In connection with the deployment of the first domestic stationary anti-aircraft missile system "Berkut" (later S-25) around Moscow, all the work on the missile defense project was postponed "indefinitely". After the completion of the state tests of the metro system of air defense, set up in KB-1, it became possible to redirect part of the design bureau forces to the solution of the problem of anti-missile defense.

In August 1953, a group of Soviet military commanders sent a note to the Presidium of the CPSU Central Committee on the need to establish a missile defense system, and in September the first representative meeting on this problem was held at the Central Committee of the CPSU. On October 28 of the same year, an order was issued by the Council of Ministers of the USSR "On the Possibility of Creating ABM Systems", and on December 2, "On the Development of Methods for Combating Long-Range Missiles."

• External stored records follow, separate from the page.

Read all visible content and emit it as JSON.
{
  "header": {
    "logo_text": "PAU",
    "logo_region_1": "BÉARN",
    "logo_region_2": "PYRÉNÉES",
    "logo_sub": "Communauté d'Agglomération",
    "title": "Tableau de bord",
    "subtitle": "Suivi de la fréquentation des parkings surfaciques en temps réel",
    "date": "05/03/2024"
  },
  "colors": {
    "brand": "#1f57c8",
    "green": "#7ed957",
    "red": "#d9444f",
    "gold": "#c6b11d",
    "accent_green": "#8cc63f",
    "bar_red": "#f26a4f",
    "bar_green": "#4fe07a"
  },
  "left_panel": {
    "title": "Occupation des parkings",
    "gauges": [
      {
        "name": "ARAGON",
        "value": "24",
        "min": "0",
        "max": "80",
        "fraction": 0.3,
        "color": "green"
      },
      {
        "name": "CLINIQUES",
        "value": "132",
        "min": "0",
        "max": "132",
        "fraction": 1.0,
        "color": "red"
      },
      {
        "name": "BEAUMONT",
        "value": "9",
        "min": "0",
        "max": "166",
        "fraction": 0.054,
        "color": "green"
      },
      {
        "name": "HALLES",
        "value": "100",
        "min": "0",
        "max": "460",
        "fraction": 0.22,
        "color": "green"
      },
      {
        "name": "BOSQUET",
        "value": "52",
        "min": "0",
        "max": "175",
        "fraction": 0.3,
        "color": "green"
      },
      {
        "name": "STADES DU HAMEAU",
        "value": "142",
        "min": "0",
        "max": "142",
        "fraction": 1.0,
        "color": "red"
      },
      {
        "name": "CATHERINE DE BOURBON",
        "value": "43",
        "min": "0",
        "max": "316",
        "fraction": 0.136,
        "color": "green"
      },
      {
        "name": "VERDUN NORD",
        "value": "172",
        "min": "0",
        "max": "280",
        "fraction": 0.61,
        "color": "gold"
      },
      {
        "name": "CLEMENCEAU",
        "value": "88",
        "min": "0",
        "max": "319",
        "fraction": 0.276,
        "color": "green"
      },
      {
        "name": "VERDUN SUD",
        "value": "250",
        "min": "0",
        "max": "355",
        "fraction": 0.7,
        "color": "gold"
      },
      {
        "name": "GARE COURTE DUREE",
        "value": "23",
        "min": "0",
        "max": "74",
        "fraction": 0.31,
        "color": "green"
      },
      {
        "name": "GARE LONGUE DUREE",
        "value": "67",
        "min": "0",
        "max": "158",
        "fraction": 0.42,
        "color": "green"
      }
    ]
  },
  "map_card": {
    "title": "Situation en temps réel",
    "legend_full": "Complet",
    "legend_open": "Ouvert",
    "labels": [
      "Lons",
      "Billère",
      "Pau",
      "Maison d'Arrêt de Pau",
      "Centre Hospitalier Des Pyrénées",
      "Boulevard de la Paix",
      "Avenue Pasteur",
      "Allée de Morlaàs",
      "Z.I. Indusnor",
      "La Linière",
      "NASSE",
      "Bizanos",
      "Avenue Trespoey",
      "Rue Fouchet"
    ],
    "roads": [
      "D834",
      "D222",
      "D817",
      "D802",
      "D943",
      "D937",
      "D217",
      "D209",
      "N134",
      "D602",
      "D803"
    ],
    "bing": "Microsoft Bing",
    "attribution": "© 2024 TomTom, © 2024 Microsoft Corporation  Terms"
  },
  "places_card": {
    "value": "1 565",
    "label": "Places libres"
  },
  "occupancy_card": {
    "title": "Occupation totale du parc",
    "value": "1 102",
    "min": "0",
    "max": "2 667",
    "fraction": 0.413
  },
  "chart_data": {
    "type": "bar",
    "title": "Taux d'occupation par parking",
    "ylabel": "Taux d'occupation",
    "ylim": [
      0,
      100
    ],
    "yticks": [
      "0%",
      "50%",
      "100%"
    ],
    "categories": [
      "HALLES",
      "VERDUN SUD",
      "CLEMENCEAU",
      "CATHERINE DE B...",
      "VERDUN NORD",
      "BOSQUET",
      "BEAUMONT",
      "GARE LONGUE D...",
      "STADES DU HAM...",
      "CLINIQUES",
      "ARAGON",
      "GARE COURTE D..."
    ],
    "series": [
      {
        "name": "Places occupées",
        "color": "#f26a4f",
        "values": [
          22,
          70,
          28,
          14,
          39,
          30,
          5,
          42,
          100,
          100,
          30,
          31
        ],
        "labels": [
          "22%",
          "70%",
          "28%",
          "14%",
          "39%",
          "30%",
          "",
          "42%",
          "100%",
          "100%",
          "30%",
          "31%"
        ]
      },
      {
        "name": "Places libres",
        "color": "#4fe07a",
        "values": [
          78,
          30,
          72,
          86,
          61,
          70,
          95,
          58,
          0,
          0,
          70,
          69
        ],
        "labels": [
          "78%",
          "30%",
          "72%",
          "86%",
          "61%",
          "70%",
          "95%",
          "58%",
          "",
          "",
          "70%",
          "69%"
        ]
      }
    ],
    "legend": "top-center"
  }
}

G.V. Kisun'ko The main provisions related to the development of an anti-ballistic missile defense system were developed by the leading specialists of the 31st Department of the KB-1 (since 1953 - SKB-30 KB-1) under the guidance of a scientist and designer in the field of radio electronics. Kisunko, after a lieutenant-general engineer, doctor of technical sciences, corresponding member of the Academy of Sciences.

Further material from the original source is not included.